Slavery taught the Negro to work by rule and rote but not by principle and method. It did not and, perhaps, could not teach him to love and respect labor, but left him, on the contrary, with the idea that manual industry was a thing to be despised and gotten rid of, if possible; that to work with one's hands was a badge of inferiority. A tropical climate is not conducive to the development of practical energy. Add to the Negro's natural tendency his unfortunate heritage from slavery, and we see at once that the race needs especially to be rooted and grounded in the underlying scientific principles of concrete things. The time when the world bowed before merely abstract, impractical knowledge has well-nigh passed; the demand of this age and hour is not so much what a man knows,—though the world respects and reveres knowledge and always will, I hope,—what the world wants to know is what a man can do and how well he can do it.
We must not be misled by high-sounding phrases as to the kind of education the race should receive, but we should remember that the education of a people should be conditioned upon their capacity, social environment, and the probable life which they will lead in the immediate future. We fully realize that the ignorant must be taught, the poor must have the gospel, and the vicious must be restrained, but we also realize that these do not strike the "bed-rock" of a permanent, lasting citizenship.
If the Negro will add his proportionate contribution to the economic aspect of the world's civilization, it must be done through intelligent, well-directed, conscientious, skilled industry. Indeed, the feasible forms of civilization are nothing but the concrete actualization of intelligent thought applied to what are sometimes called common things.

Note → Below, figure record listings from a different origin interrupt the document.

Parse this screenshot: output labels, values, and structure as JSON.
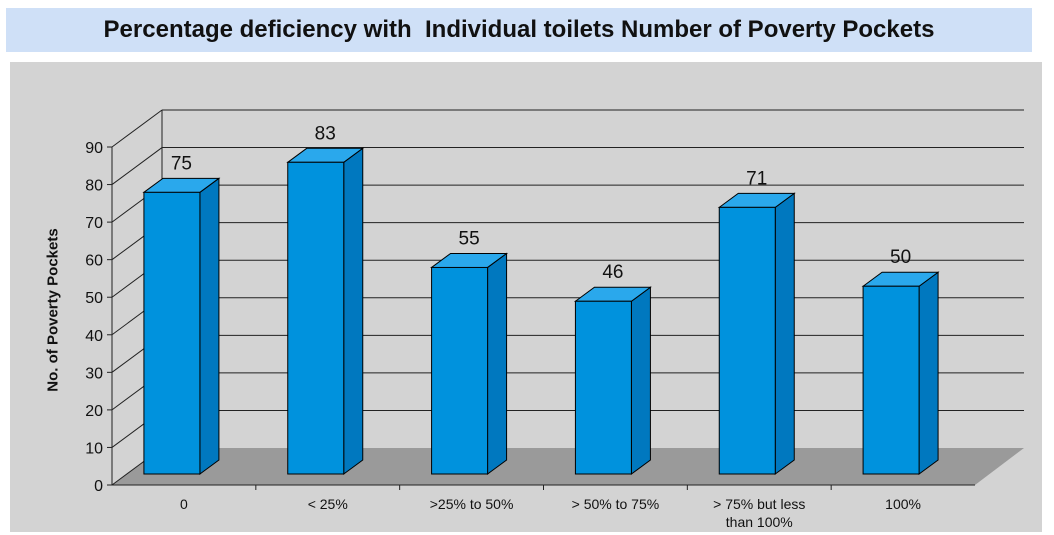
{
  "chart_data": {
    "type": "bar",
    "title": "Percentage deficiency with  Individual toilets Number of Poverty Pockets",
    "xlabel": "",
    "ylabel": "No. of Poverty Pockets",
    "categories": [
      "0",
      "< 25%",
      ">25% to 50%",
      "> 50% to 75%",
      "> 75% but less than 100%",
      "100%"
    ],
    "category_lines": [
      [
        "0"
      ],
      [
        "< 25%"
      ],
      [
        ">25% to 50%"
      ],
      [
        "> 50% to 75%"
      ],
      [
        "> 75% but less",
        "than 100%"
      ],
      [
        "100%"
      ]
    ],
    "values": [
      75,
      83,
      55,
      46,
      71,
      50
    ],
    "data_labels": [
      "75",
      "83",
      "55",
      "46",
      "71",
      "50"
    ],
    "ylim": [
      0,
      90
    ],
    "yticks": [
      0,
      10,
      20,
      30,
      40,
      50,
      60,
      70,
      80,
      90
    ],
    "grid": true,
    "style": "3d-column",
    "colors": {
      "bar_front": "#0092dd",
      "bar_top": "#2aa8ec",
      "bar_side": "#0078bf",
      "floor": "#9a9a9a",
      "panel": "#d3d3d3",
      "title_band": "#cfe0f7"
    }
  }
}
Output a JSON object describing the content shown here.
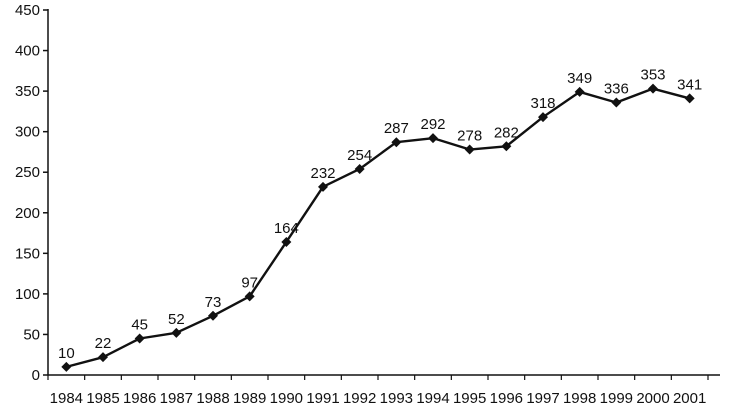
{
  "chart_data": {
    "type": "line",
    "title": "",
    "xlabel": "",
    "ylabel": "",
    "x": [
      "1984",
      "1985",
      "1986",
      "1987",
      "1988",
      "1989",
      "1990",
      "1991",
      "1992",
      "1993",
      "1994",
      "1995",
      "1996",
      "1997",
      "1998",
      "1999",
      "2000",
      "2001"
    ],
    "series": [
      {
        "values": [
          10,
          22,
          45,
          52,
          73,
          97,
          164,
          232,
          254,
          287,
          292,
          278,
          282,
          318,
          349,
          336,
          353,
          341
        ],
        "color": "#111111",
        "marker": "diamond"
      }
    ],
    "data_labels": [
      "10",
      "22",
      "45",
      "52",
      "73",
      "97",
      "164",
      "232",
      "254",
      "287",
      "292",
      "278",
      "282",
      "318",
      "349",
      "336",
      "353",
      "341"
    ],
    "ylim": [
      0,
      450
    ],
    "yticks": [
      "0",
      "50",
      "100",
      "150",
      "200",
      "250",
      "300",
      "350",
      "400",
      "450"
    ],
    "grid": false,
    "legend": "none"
  }
}
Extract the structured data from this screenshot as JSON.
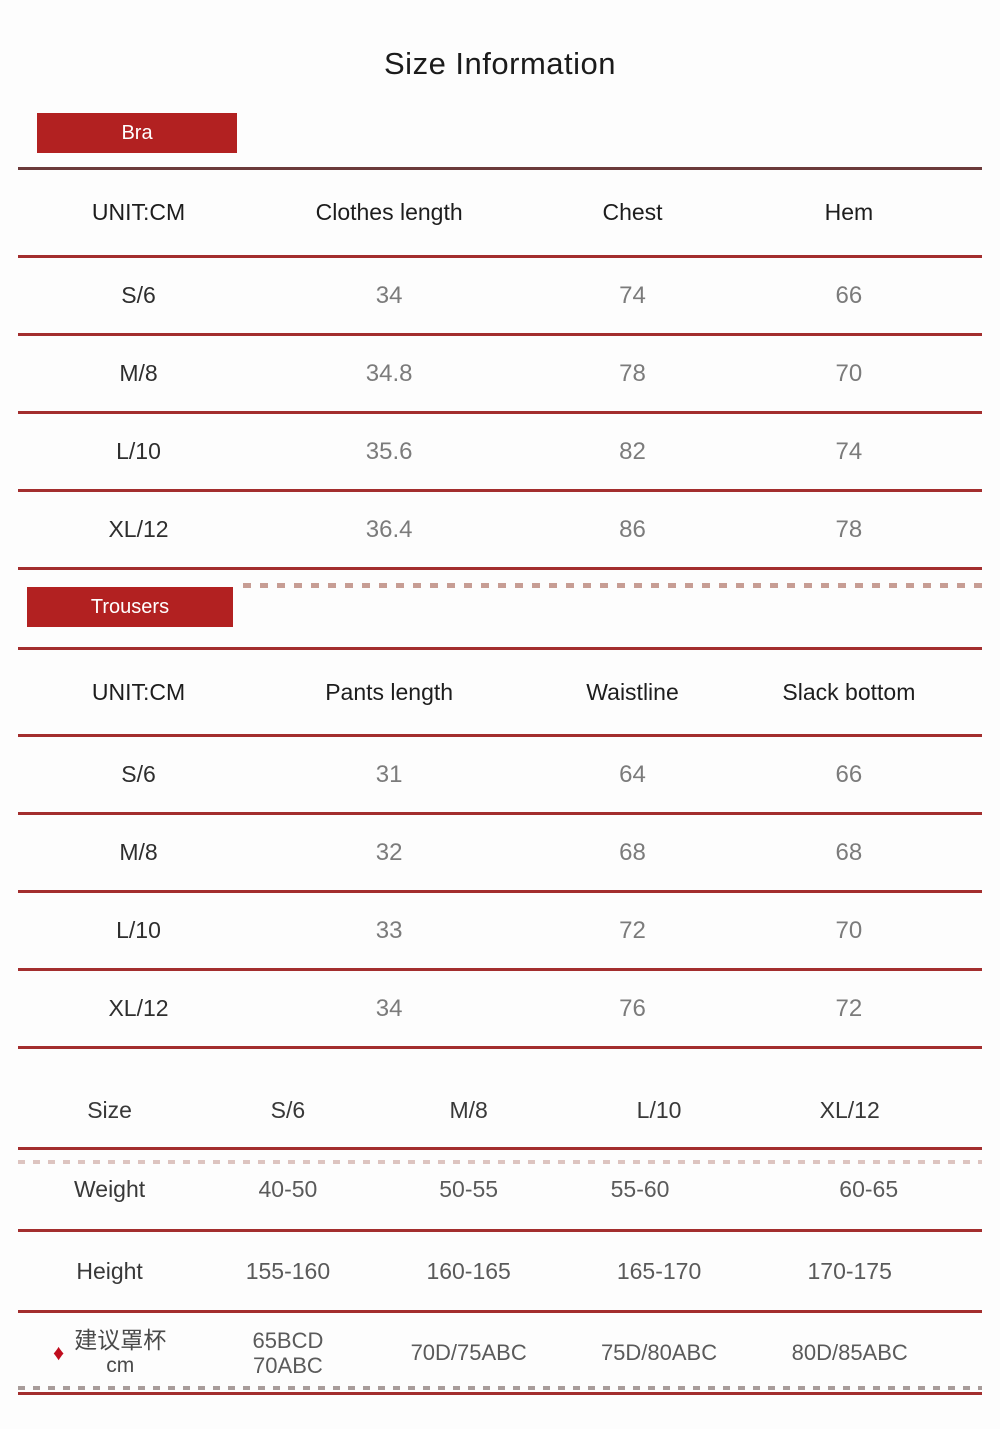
{
  "page": {
    "title": "Size Information"
  },
  "icons": {
    "diamond": "♦"
  },
  "colors": {
    "badge_red": "#b22121",
    "rule_red": "#a32e2e",
    "dark_maroon_rule": "#6b3a3a",
    "dash_muted_red": "#c79d94",
    "dash_light_pink": "#ddc4c0",
    "value_gray": "#7b7b7b",
    "badge_text": "#ffffff"
  },
  "bra": {
    "badge_label": "Bra",
    "headers": [
      "UNIT:CM",
      "Clothes length",
      "Chest",
      "Hem"
    ],
    "rows": [
      {
        "size": "S/6",
        "values": [
          "34",
          "74",
          "66"
        ]
      },
      {
        "size": "M/8",
        "values": [
          "34.8",
          "78",
          "70"
        ]
      },
      {
        "size": "L/10",
        "values": [
          "35.6",
          "82",
          "74"
        ]
      },
      {
        "size": "XL/12",
        "values": [
          "36.4",
          "86",
          "78"
        ]
      }
    ]
  },
  "trousers": {
    "badge_label": "Trousers",
    "headers": [
      "UNIT:CM",
      "Pants length",
      "Waistline",
      "Slack bottom"
    ],
    "rows": [
      {
        "size": "S/6",
        "values": [
          "31",
          "64",
          "66"
        ]
      },
      {
        "size": "M/8",
        "values": [
          "32",
          "68",
          "68"
        ]
      },
      {
        "size": "L/10",
        "values": [
          "33",
          "72",
          "70"
        ]
      },
      {
        "size": "XL/12",
        "values": [
          "34",
          "76",
          "72"
        ]
      }
    ]
  },
  "body_table": {
    "headers": [
      "Size",
      "S/6",
      "M/8",
      "L/10",
      "XL/12"
    ],
    "weight_row": {
      "label": "Weight",
      "values": [
        "40-50",
        "50-55",
        "55-60",
        "60-65"
      ]
    },
    "height_row": {
      "label": "Height",
      "values": [
        "155-160",
        "160-165",
        "165-170",
        "170-175"
      ]
    },
    "cup_row": {
      "label": "建议罩杯",
      "unit": "cm",
      "s_line1": "65BCD",
      "s_line2": "70ABC",
      "m": "70D/75ABC",
      "l": "75D/80ABC",
      "xl": "80D/85ABC"
    }
  },
  "chart_data": [
    {
      "type": "table",
      "title": "Bra",
      "unit": "CM",
      "columns": [
        "UNIT:CM",
        "Clothes length",
        "Chest",
        "Hem"
      ],
      "rows": [
        [
          "S/6",
          34,
          74,
          66
        ],
        [
          "M/8",
          34.8,
          78,
          70
        ],
        [
          "L/10",
          35.6,
          82,
          74
        ],
        [
          "XL/12",
          36.4,
          86,
          78
        ]
      ]
    },
    {
      "type": "table",
      "title": "Trousers",
      "unit": "CM",
      "columns": [
        "UNIT:CM",
        "Pants length",
        "Waistline",
        "Slack bottom"
      ],
      "rows": [
        [
          "S/6",
          31,
          64,
          66
        ],
        [
          "M/8",
          32,
          68,
          68
        ],
        [
          "L/10",
          33,
          72,
          70
        ],
        [
          "XL/12",
          34,
          76,
          72
        ]
      ]
    },
    {
      "type": "table",
      "title": "Body reference",
      "columns": [
        "Size",
        "S/6",
        "M/8",
        "L/10",
        "XL/12"
      ],
      "rows": [
        [
          "Weight",
          "40-50",
          "50-55",
          "55-60",
          "60-65"
        ],
        [
          "Height",
          "155-160",
          "160-165",
          "165-170",
          "170-175"
        ],
        [
          "建议罩杯 cm",
          "65BCD 70ABC",
          "70D/75ABC",
          "75D/80ABC",
          "80D/85ABC"
        ]
      ]
    }
  ]
}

The primary sources of wealth are agriculture, mining, manufacturing, and commerce. These are the lines along which the thoughtful energy of the black race must be directed. I mean by agriculture, farming—the raising of corn, cotton, peas, and potatoes, pigs, chickens, horses, and cows.
Land may be bought practically anywhere in the South almost at our own price. Twenty years hence, with the rapidly developing Southern country and the strenuous efforts to fill it up with foreign immigrants, it will be difficult, if not impossible, for us to buy land. God gave the children of Israel the "Land of Canaan" but, Oh, what a life and death struggle they had to take possession of it and hold on to it. God has given to the Negro here in this Southern country two of the most fundamental necessities in his development—land and labor. If you don't possess this land and hold this labor, God will tell you as He has often told other races—"to move on."